Le départ, le rituel et l’excitation du matin
On s’est levées tôt, ma sœur et moi, pour éviter les bouchons et arriver dès l’ouverture des portes. C’est un conseil que l’on retrouve souvent, et je confirme : les premières heures sont vraiment les plus agréables. Les files sont courtes, l’ambiance est encore tranquille, et on peut enchaîner plusieurs attractions sans perdre une heure à attendre. On avait préparé nos affaires la veille — chaussures confortables, veste légère, petit sac à dos avec l’essentiel — et on avait même imprimé un plan du parc pour organiser notre parcours de la journée.
À peine arrivées, l’ambiance est déjà là : les cris qui résonnent au loin, les odeurs de gaufres et de beignets sucrés qui flottent dans l’air, les silhouettes de rails métalliques qui s’entortillent dans le ciel bleu. Il y a quelque chose d’immédiatement festif dans l’atmosphère d’un parc d’attractions, une promesse de légèreté et de fun que l’on ressent dès le premier pas passé les tourniquets. On pose les affaires dans un casier, on attache les lacets, on se regarde avec un sourire complice — et on y va.
Les premières attractions : s’échauffer avant le grand saut
On commence tranquillement, comme il se doit. Quelques attractions à sensations modérées, histoire de remettre le corps en condition et de se rappeler que oui, on aime ça. Une montagne russe classique par-ci, un tour en eaux vives par-là — on ressort de ce dernier à moitié trempées, hilares, les cheveux collés sur le visage. C’est ça aussi, un parc d’attractions : cette capacité à redevenir complètement enfantine en l’espace de quelques secondes, sans aucune honte.
Puis vient le moment tant attendu : Kondaa. Le monstre du parc. Le coaster dont on avait lu les descriptions la veille avec un mélange d’excitation et de légère appréhension. 50 mètres de chute vertigineuse, des virages qui vous arrachent littéralement de votre siège, des airtimes qui vous donnent l’impression de flotter dans le vide l’espace d’un instant avant que la gravité reprenne ses droits. On s’est installées, on a baissé le harnais, et on a attendu ce tout petit moment de silence avant le départ — celui où le temps se suspend et où on se demande brièvement ce qu’on fait là. Puis le départ. Et là : les hurlements, les rires, le vent, les 4G dans la première bosse, les jambes qui partent dans tous les sens. On en est sorties les cheveux en bataille, les joues rouges, le sourire jusqu’aux oreilles. Et on a immédiatement voulu remonter.
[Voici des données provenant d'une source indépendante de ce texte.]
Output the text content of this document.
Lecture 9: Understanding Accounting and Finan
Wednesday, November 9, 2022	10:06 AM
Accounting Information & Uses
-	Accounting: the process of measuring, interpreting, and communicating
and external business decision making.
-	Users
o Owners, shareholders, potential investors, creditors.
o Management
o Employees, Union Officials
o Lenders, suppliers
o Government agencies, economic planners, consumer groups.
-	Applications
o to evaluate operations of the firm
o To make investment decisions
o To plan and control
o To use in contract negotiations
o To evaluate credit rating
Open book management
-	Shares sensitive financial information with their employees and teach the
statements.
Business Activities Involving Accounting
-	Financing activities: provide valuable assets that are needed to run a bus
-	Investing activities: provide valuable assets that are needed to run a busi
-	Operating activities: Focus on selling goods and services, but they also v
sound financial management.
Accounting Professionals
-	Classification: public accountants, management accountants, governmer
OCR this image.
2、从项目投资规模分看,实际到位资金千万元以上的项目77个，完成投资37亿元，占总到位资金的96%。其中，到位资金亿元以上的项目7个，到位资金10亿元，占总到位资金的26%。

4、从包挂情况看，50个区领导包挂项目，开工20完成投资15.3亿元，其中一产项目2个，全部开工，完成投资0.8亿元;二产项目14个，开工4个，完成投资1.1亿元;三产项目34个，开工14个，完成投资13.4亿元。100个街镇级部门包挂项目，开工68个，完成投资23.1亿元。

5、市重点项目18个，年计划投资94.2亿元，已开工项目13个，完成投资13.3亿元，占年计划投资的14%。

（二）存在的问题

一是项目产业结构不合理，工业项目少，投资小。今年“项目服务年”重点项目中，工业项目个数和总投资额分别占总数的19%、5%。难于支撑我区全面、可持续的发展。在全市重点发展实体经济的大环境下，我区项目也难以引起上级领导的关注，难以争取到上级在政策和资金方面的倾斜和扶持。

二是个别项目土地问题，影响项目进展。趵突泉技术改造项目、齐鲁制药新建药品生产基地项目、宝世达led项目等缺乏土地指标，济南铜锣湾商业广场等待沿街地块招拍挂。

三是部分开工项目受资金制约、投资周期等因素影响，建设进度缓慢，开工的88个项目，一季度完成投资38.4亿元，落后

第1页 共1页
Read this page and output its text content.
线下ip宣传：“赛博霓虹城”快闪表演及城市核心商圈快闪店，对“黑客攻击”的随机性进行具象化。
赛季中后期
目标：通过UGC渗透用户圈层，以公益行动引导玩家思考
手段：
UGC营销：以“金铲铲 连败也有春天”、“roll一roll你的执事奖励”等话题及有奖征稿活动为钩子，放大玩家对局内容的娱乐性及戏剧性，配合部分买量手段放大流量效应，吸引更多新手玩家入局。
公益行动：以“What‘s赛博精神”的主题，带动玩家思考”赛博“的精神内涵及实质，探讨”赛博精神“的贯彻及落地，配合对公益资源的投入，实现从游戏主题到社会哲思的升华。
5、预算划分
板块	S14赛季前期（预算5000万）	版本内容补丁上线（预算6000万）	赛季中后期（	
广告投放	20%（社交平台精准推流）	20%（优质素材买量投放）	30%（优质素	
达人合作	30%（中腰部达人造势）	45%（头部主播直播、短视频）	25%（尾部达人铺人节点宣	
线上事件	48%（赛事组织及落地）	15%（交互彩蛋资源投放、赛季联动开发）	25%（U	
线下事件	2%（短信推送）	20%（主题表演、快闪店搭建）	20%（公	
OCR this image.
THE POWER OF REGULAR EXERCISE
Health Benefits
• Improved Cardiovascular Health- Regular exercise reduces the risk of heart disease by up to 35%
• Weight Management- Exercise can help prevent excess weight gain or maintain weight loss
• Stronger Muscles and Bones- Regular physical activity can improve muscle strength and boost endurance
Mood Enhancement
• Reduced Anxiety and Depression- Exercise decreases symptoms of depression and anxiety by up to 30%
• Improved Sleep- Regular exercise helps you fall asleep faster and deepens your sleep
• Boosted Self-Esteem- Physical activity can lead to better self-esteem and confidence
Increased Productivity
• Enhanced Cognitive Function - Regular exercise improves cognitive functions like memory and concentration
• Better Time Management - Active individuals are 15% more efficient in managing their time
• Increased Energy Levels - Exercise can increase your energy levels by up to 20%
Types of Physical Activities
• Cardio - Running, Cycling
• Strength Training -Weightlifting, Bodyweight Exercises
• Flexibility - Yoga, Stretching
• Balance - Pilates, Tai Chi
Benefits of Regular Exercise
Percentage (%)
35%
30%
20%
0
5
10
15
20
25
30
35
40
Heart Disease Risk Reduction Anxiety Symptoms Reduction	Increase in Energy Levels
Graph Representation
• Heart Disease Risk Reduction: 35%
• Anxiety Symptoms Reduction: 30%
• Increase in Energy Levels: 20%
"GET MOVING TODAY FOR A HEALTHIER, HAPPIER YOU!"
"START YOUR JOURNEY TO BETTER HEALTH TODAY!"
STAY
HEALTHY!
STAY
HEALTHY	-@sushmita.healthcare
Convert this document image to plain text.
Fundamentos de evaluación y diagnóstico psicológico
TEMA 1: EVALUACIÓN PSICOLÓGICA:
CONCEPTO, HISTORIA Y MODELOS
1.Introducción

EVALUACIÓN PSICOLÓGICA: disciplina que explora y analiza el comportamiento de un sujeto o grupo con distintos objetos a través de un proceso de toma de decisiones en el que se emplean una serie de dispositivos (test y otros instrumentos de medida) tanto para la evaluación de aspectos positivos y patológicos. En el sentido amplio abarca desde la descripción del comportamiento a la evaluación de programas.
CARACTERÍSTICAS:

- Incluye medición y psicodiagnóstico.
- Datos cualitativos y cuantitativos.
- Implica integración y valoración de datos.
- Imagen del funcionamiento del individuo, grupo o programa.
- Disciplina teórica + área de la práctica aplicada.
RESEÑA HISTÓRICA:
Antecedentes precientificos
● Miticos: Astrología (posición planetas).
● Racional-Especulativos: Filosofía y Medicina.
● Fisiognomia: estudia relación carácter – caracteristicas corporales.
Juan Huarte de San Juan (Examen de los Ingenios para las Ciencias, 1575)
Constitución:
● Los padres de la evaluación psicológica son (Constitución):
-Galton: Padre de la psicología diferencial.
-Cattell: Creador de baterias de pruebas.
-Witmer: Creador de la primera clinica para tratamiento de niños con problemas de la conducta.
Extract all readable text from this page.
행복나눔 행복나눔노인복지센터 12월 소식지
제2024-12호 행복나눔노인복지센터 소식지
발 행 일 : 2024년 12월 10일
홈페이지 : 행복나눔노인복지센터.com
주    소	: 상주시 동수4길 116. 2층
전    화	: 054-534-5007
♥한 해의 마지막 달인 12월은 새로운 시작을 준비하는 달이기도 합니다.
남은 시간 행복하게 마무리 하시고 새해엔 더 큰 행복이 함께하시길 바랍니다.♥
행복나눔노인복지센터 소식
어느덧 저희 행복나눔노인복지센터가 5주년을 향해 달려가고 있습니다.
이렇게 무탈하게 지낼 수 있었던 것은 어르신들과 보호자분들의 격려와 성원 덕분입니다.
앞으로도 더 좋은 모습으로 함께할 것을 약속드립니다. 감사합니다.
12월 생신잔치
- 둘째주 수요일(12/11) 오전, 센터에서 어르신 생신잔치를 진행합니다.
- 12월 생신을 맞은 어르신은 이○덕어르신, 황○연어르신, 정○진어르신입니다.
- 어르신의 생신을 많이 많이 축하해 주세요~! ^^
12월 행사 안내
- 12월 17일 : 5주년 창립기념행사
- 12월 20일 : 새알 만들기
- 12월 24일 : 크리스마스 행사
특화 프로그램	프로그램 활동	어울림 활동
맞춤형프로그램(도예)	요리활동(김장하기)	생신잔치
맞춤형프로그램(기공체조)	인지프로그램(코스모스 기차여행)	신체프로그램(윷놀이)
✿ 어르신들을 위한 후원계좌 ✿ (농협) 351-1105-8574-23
La pause du midi : souffler, manger, recharger
Vers midi, on marque une pause. Les parcs d’attractions ont souvent mauvaise réputation côté restauration — frites molles, sandwichs insipides, prix qui font grimacer — et il faut bien avouer que c’est parfois mérité. Mais si on prend le temps de chercher un peu, on trouve toujours un coin plus sympa que la grande brasserie centrale bondée. On a opté pour une terrasse plus tranquille, à l’écart des grandes artères du parc, où on a pu souffler, manger correctement et observer l’animation autour de nous. C’est aussi ça que j’aime dans ce genre de journée : ces petits moments de pause au milieu de l’agitation, où on prend le temps de savourer l’instant.
L’après-midi : pousser ses limites et tester les dernières attractions
Requinquées et reposées, on repart à l’assaut du parc pour la seconde partie de la journée. L’après-midi, c’est souvent là que les files s’allongent, et on est contentes d’avoir coché les incontournables le matin. On en profite pour explorer des zones du parc qu’on avait laissées de côté, tester quelques attractions plus familiales — parce que oui, alterner les niveaux d’intensité, ça fait du bien — et se laisser surprendre par quelques découvertes imprévues.
On finit la journée par un dernier tour sur Kondaa, parce qu’évidemment. On connaît maintenant chaque virage, chaque bosse, chaque moment d’accélération — et pourtant, les sensations sont intactes. C’est peut-être ça, le vrai secret des grandes attractions : elles ne s’usent pas.
Le retour : les jambes lourdes et la tête légère
En fin de journée, on regagne la voiture avec les jambes lourdes, les pieds qui font un peu la grève, mais l’énergie encore bien là quelque part. Cette légèreté dans la tête, ce sentiment d’avoir vraiment décroché le temps d’une journée — c’est exactement ce qu’on cherchait en partant.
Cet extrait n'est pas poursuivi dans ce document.